Three metagenomic analysis tools, MTS (A. Perry, T. Schneider, and V. Fofanov, poster, presented on 21 June 2017 at the Qiime2 Workshop [https://workshops.qiime2.org/] in Las Vegas, NV), GOTTCHA (79), and MetaPhlAn (80), were employed for thorough taxonomic classification of reads from each sample; the details of which can be found in the supplemental material. These three methods represent the spectrum of potential databases that can be used for metagenomic data query, ranging from the most inclusive (MTS, which uses the entire NCBI GenBank microbial database) to the most focused (MetaPhlAn, which uses marker genes only). For all metagenomic analyses, background results from a blank were subtracted from the sample data where appropriate.

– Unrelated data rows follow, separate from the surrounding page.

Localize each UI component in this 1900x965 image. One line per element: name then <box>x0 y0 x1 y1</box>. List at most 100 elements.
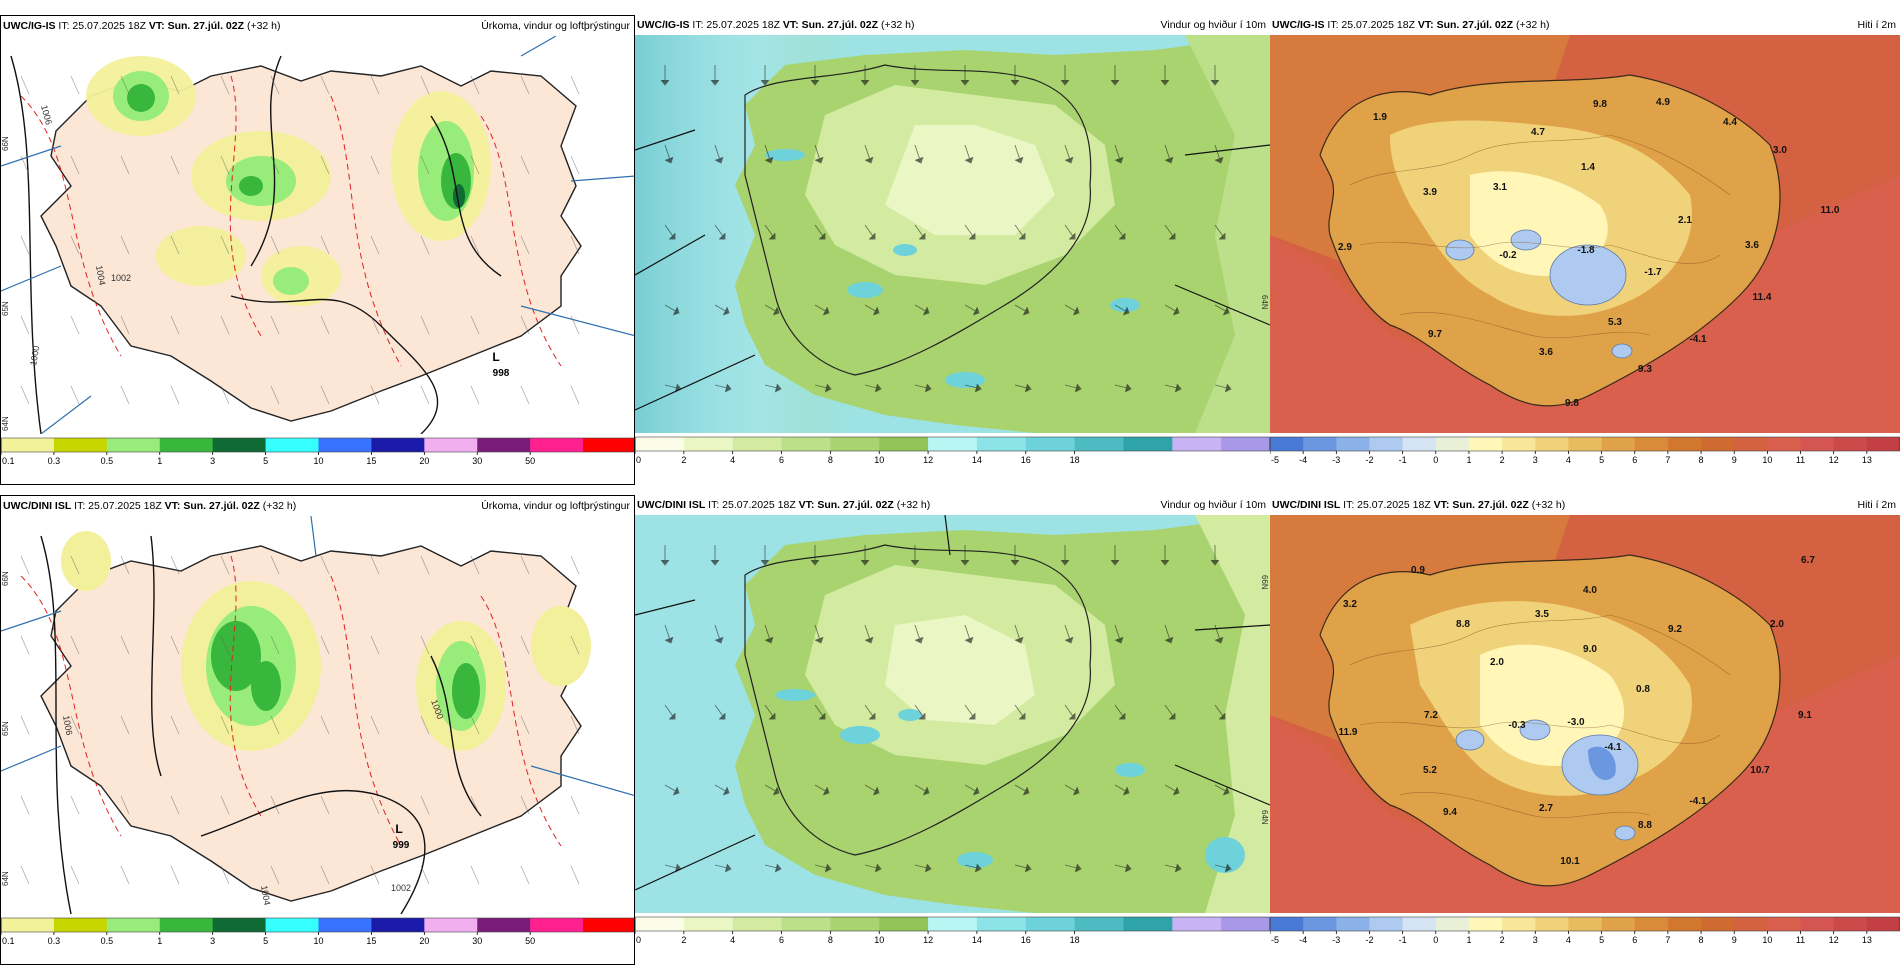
colorbar-tick-label: 14 <box>972 455 982 465</box>
precip-colorbar: 0.1 0.3 0.5 1 3 5 10 15 20 30 50 <box>1 436 634 472</box>
colorbar-swatch <box>1767 917 1802 931</box>
colorbar-tick-label: 6 <box>779 455 784 465</box>
temp-label: 3.0 <box>1773 145 1787 156</box>
temp-label: 3.9 <box>1423 187 1437 198</box>
colorbar-tick-label: 12 <box>923 455 933 465</box>
colorbar-tick-label: 11 <box>1796 935 1805 945</box>
colorbar-tick-label: -3 <box>1332 455 1340 465</box>
colorbar-tick-label: -4 <box>1299 935 1307 945</box>
colorbar-swatch <box>1435 917 1470 931</box>
lead-time: (+32 h) <box>1515 19 1550 31</box>
temp-label: 9.7 <box>1428 329 1442 340</box>
colorbar-tick-label: 20 <box>419 456 429 466</box>
temp-map: 1.9 9.8 4.9 4.7 4.4 3.0 3.9 3.1 1.4 11.0… <box>1270 35 1900 433</box>
lead-time: (+32 h) <box>1531 499 1566 511</box>
colorbar-swatch <box>1402 437 1437 451</box>
colorbar-tick-label: 6 <box>1632 935 1637 945</box>
colorbar-swatch <box>424 438 478 452</box>
isobar-label: 1002 <box>111 273 131 283</box>
colorbar-tick-label: 5 <box>1599 455 1604 465</box>
precip-colorbar: 0.1 0.3 0.5 1 3 5 10 15 20 30 50 <box>1 916 634 952</box>
colorbar-tick-label: 0.3 <box>48 456 61 466</box>
temp-label: -0.2 <box>1499 250 1517 261</box>
lat-label: 64N <box>1260 810 1269 825</box>
colorbar-swatch <box>1369 917 1404 931</box>
colorbar-tick-label: 0.5 <box>101 456 114 466</box>
colorbar-swatch <box>1435 437 1470 451</box>
colorbar-swatch <box>1 918 55 932</box>
colorbar-swatch <box>318 438 372 452</box>
colorbar-swatch <box>371 918 425 932</box>
colorbar-tick-label: 3 <box>1533 935 1538 945</box>
wind-panel: UWC/DINI ISL IT: 25.07.2025 18Z VT: Sun.… <box>635 495 1270 965</box>
colorbar-tick-label: 4 <box>730 455 735 465</box>
colorbar-swatch <box>1667 437 1702 451</box>
model-name: UWC/DINI ISL <box>3 500 72 512</box>
temp-label: 1.4 <box>1581 162 1595 173</box>
temp-label: 1.9 <box>1373 112 1387 123</box>
colorbar-swatch <box>53 438 108 452</box>
colorbar-tick-label: 0 <box>636 935 641 945</box>
colorbar-tick-label: 2 <box>681 455 686 465</box>
colorbar-tick-label: 5 <box>1599 935 1604 945</box>
colorbar-swatch <box>1601 917 1636 931</box>
temp-label: 9.3 <box>1638 364 1652 375</box>
temp-label: 2.9 <box>1338 242 1352 253</box>
colorbar-swatch <box>1468 437 1503 451</box>
temp-label: 8.8 <box>1456 619 1470 630</box>
init-time: IT: 25.07.2025 18Z <box>1327 19 1415 31</box>
panel-title: Úrkoma, vindur og loftþrýstingur <box>481 20 630 32</box>
colorbar-tick-label: 0 <box>636 455 641 465</box>
wind-colorbar: 0 2 4 6 8 10 12 14 16 18 <box>635 915 1270 951</box>
colorbar-tick-label: 1 <box>157 936 162 946</box>
colorbar-tick-label: -3 <box>1332 935 1340 945</box>
colorbar-tick-label: 5 <box>263 456 268 466</box>
colorbar-tick-label: 4 <box>730 935 735 945</box>
temp-label: -1.8 <box>1577 245 1595 256</box>
colorbar-swatch <box>1221 437 1270 451</box>
colorbar-tick-label: -5 <box>1271 935 1279 945</box>
colorbar-swatch <box>424 918 478 932</box>
temp-label: -3.0 <box>1567 717 1585 728</box>
temp-label: 2.0 <box>1770 619 1784 630</box>
colorbar-tick-label: 3 <box>210 456 215 466</box>
colorbar-tick-label: 8 <box>828 935 833 945</box>
colorbar-swatch <box>318 918 372 932</box>
colorbar-swatch <box>1270 917 1304 931</box>
colorbar-tick-label: 8 <box>1699 935 1704 945</box>
low-pressure-marker: L 998 <box>492 350 509 379</box>
lat-label: 64N <box>1 416 10 431</box>
panel-title: Vindur og hviður í 10m <box>1160 19 1266 31</box>
lat-label: 66N <box>1260 575 1269 590</box>
colorbar-tick-label: -2 <box>1365 455 1373 465</box>
colorbar-tick-label: 10 <box>1762 455 1772 465</box>
temp-panel: UWC/DINI ISL IT: 25.07.2025 18Z VT: Sun.… <box>1270 495 1900 965</box>
colorbar-swatch <box>1172 437 1222 451</box>
lead-time: (+32 h) <box>896 499 931 511</box>
colorbar-tick-label: 13 <box>1862 935 1872 945</box>
temp-map: 0.9 6.7 3.2 4.0 8.8 3.5 9.2 2.0 9.0 2.0 … <box>1270 515 1900 913</box>
colorbar-tick-label: -2 <box>1365 935 1373 945</box>
colorbar-swatch <box>1502 437 1536 451</box>
temp-label: -4.1 <box>1604 742 1622 753</box>
colorbar-tick-label: 14 <box>972 935 982 945</box>
panel-header: UWC/IG-IS IT: 25.07.2025 18Z VT: Sun. 27… <box>635 19 1270 33</box>
low-pressure-marker: L 999 <box>393 822 410 851</box>
temp-label: -4.1 <box>1689 796 1707 807</box>
colorbar-tick-label: 30 <box>472 456 482 466</box>
lat-label: 64N <box>1260 295 1269 310</box>
lat-label: 64N <box>1 871 10 886</box>
colorbar-swatch <box>583 918 634 932</box>
temp-label: -1.7 <box>1644 267 1662 278</box>
colorbar-tick-label: 3 <box>210 936 215 946</box>
panel-header: UWC/DINI ISL IT: 25.07.2025 18Z VT: Sun.… <box>635 499 1270 513</box>
init-time: IT: 25.07.2025 18Z <box>58 20 146 32</box>
panel-header: UWC/DINI ISL IT: 25.07.2025 18Z VT: Sun.… <box>1 500 634 514</box>
temp-label: 5.3 <box>1608 317 1622 328</box>
colorbar-swatch <box>106 438 161 452</box>
colorbar-swatch <box>1270 437 1304 451</box>
colorbar-swatch <box>530 918 584 932</box>
colorbar-swatch <box>1172 917 1222 931</box>
colorbar-swatch <box>1767 437 1802 451</box>
colorbar-tick-label: -4 <box>1299 455 1307 465</box>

EV-D68 amplicon and metagenomic data targeted analysis.

Amplicon and metagenomic sequencing results were analyzed using the automated amplicon sequencing analysis pipeline ASAP, as described in detail previously (68, 81, 82). Briefly, amplicon or metagenomic sequence reads were first trimmed of adapter and read-through sequences with Trimmomatic (83) and then mapped to a reference sequence with bowtie2 (29). Amplicon sequence was mapped to the PCR amplicon region of a 2016 EV-D68 VP1 gene (GenBank accession no. KY385890). Metagenomic data were mapped to the EV-D68 whole-genome sequence (accession no. KY385890). Tablet (84) was used to verify results.

Data availability.

EV-D68 assay amplicon data have been deposited in NCBI’s SRA database under BioProject no. PRJNA377726 (20). Amplicon read data and metagenomic data were deposited in NCBI’s SRA under BioProject no. PRJNA474932. Viral sequence data will be made available upon request.